The primary function of pancreatic ß cells is to store and release Insulin. Insulin is a hormone regulating blood glucose concentration. ß cells respond quickly to spikes in blood glucose concentrations by secreting stored Insulin whilst simultaneously producing more.
When the glucose concentration outside the cell is high, glucose move into the cell, down its concentration gradient, through the GLUT2 transporter. ß cells use Glucokinase to catalyze the first step of glycolysis. Metabolism of this first step of glycolysis occurs only at physiological blood glucose levels and above. Metabolism of the glucose produces ATP and increases the ATP to ADP ratio.
ATP-sensitive potassium ion channels close when this ratio rises. This means that potassium ions can no longer diffuse out of the cell. As a result, the potential difference across the membrane becomes more positive (as potassium ions accumulate inside the cell). This change in potential difference opens voltage-gated calcium channels, which allows calcium ions from outside the cell to diffuse in down their concentration gradient. When calcium ions enter the cell, they cause release of Insulin via exocytosis.
Pancreatic ß cells also produce and secrete other hormones. C-peptide, secreted into the bloodstream in equimolar quantities to insulin and plays a role in the prevention of neuropathy and other vascular deterioration related symptoms of Diabetes mellitus. C-peptide concentrations are measured to obtain an estimate of the viable ß cells mass. Amylin lowers the rate of glucose entering into the bloodstream. Amylin is a synergistic partner to Insulin: where Insulin regulates long term food intake and Amylin regulates short term food intake.

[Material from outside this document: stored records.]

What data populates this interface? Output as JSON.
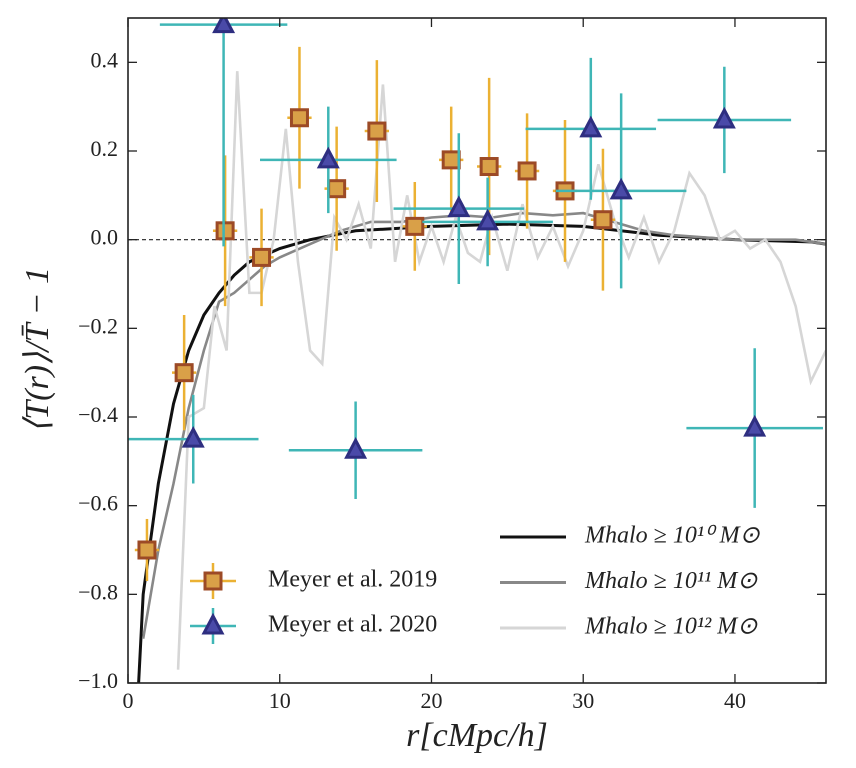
{
  "chart_data": {
    "type": "line",
    "xlabel": "r[cMpc/h]",
    "ylabel": "⟨T(r)⟩/T̄ − 1",
    "xlim": [
      0,
      46
    ],
    "ylim": [
      -1.0,
      0.5
    ],
    "xticks": [
      0,
      10,
      20,
      30,
      40
    ],
    "yticks": [
      0.4,
      0.2,
      {
        "value": 0,
        "label": "0.0"
      },
      {
        "value": -0.2,
        "label": "−0.2"
      },
      {
        "value": -0.4,
        "label": "−0.4"
      },
      {
        "value": -0.6,
        "label": "−0.6"
      },
      {
        "value": -0.8,
        "label": "−0.8"
      },
      {
        "value": -1.0,
        "label": "−1.0"
      }
    ],
    "hline": 0,
    "series": [
      {
        "name": "Mhalo ≥ 10¹⁰ M⊙",
        "type": "line",
        "color": "#111111",
        "x": [
          0.7,
          1,
          2,
          3,
          4,
          5,
          6,
          7,
          8,
          10,
          12,
          15,
          20,
          25,
          30,
          35,
          40,
          45,
          46
        ],
        "values": [
          -1.0,
          -0.8,
          -0.55,
          -0.37,
          -0.25,
          -0.17,
          -0.12,
          -0.08,
          -0.05,
          -0.02,
          0.0,
          0.02,
          0.03,
          0.035,
          0.03,
          0.01,
          0.0,
          -0.005,
          -0.01
        ]
      },
      {
        "name": "Mhalo ≥ 10¹¹ M⊙",
        "type": "line",
        "color": "#888888",
        "x": [
          1,
          1.5,
          2,
          3,
          4,
          5,
          6,
          7,
          8,
          9,
          10,
          12,
          14,
          16,
          18,
          20,
          22,
          24,
          26,
          28,
          30,
          32,
          34,
          36,
          40,
          44,
          46
        ],
        "values": [
          -0.9,
          -0.8,
          -0.7,
          -0.55,
          -0.38,
          -0.25,
          -0.14,
          -0.12,
          -0.09,
          -0.06,
          -0.04,
          -0.01,
          0.02,
          0.04,
          0.04,
          0.05,
          0.055,
          0.05,
          0.06,
          0.055,
          0.06,
          0.04,
          0.02,
          0.01,
          0.0,
          0.0,
          -0.01
        ]
      },
      {
        "name": "Mhalo ≥ 10¹² M⊙",
        "type": "line",
        "color": "#d6d6d6",
        "x": [
          3.3,
          4,
          5,
          5.7,
          6.5,
          7.2,
          8,
          8.8,
          9.6,
          10.4,
          11.2,
          12,
          12.8,
          13.6,
          14.4,
          15.2,
          16,
          16.8,
          17.6,
          18.4,
          19.2,
          20,
          20.8,
          21.6,
          22.4,
          23.2,
          24,
          25,
          26,
          27,
          28,
          29,
          30,
          31,
          32,
          33,
          34,
          35,
          36,
          37,
          38,
          39,
          40,
          41,
          42,
          43,
          44,
          45,
          46
        ],
        "values": [
          -0.97,
          -0.4,
          -0.38,
          -0.15,
          -0.25,
          0.38,
          -0.12,
          -0.12,
          0.0,
          0.25,
          -0.05,
          -0.25,
          -0.28,
          0.05,
          0.0,
          0.08,
          -0.02,
          0.35,
          -0.05,
          0.1,
          -0.05,
          0.03,
          -0.05,
          0.05,
          -0.03,
          -0.05,
          0.05,
          -0.07,
          0.08,
          -0.04,
          0.03,
          -0.06,
          0.02,
          0.17,
          0.05,
          -0.04,
          0.05,
          -0.05,
          0.02,
          0.15,
          0.1,
          0.0,
          0.02,
          -0.02,
          0.0,
          -0.05,
          -0.15,
          -0.32,
          -0.25
        ]
      },
      {
        "name": "Meyer et al. 2019",
        "type": "errorbar",
        "marker": "square",
        "color": "#d9a048",
        "edgecolor": "#9c4a26",
        "ecolor": "#ebb133",
        "x": [
          1.25,
          3.7,
          6.4,
          8.8,
          11.3,
          13.75,
          16.4,
          18.9,
          21.3,
          23.8,
          26.3,
          28.8,
          31.3
        ],
        "values": [
          -0.7,
          -0.3,
          0.02,
          -0.04,
          0.275,
          0.115,
          0.245,
          0.03,
          0.18,
          0.165,
          0.155,
          0.11,
          0.045
        ],
        "xerr": [
          0.8,
          0.8,
          0.8,
          0.8,
          0.8,
          0.8,
          0.8,
          0.8,
          0.8,
          0.8,
          0.8,
          0.8,
          0.8
        ],
        "yerr": [
          0.07,
          0.13,
          0.17,
          0.11,
          0.16,
          0.14,
          0.16,
          0.1,
          0.12,
          0.2,
          0.13,
          0.16,
          0.16
        ]
      },
      {
        "name": "Meyer et al. 2020",
        "type": "errorbar",
        "marker": "triangle",
        "color": "#4a4aa8",
        "edgecolor": "#2e2e80",
        "ecolor": "#3fb6b6",
        "x": [
          6.3,
          4.3,
          13.2,
          15.0,
          21.8,
          23.7,
          30.5,
          32.5,
          39.3,
          41.3
        ],
        "values": [
          0.485,
          -0.45,
          0.18,
          -0.475,
          0.07,
          0.04,
          0.25,
          0.11,
          0.27,
          -0.425
        ],
        "xerr": [
          4.2,
          4.3,
          4.5,
          4.4,
          4.3,
          4.3,
          4.3,
          4.3,
          4.4,
          4.5
        ],
        "yerr": [
          0.5,
          0.1,
          0.12,
          0.11,
          0.17,
          0.1,
          0.16,
          0.22,
          0.12,
          0.18
        ]
      }
    ]
  }
}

Diabetes mellitus Type I is known as Insulin-dependent Diabetes. It is caused by an autoimmune response where the body's own immune system attacks and destroys ß cells. This means the body can no longer produce and secrete Insulin into the blood and regulate the blood glucose concentration. Diabetes mellitus Type I can be experimentally induced for research purposes by Streptozotocin or Alloxan which are both toxic to ß cells.
Diabetes mellitus Type II is known as non-Insulin-dependent Diabetes and is caused by many factors including Age, Obesity, Consuming Western high glucose, high fat diets, to name but a few. ß cells still secrete Insulin but the body has developed an Insulin-resistance significantly declining its response to Insulin. The increasing Insulin-resistance typical for Diabetes mellitus Type II is thought to be due decreased expression of specific receptors on the surface of the liver and muscle cells which lose their ability to respond to insulin that circulates in the blood.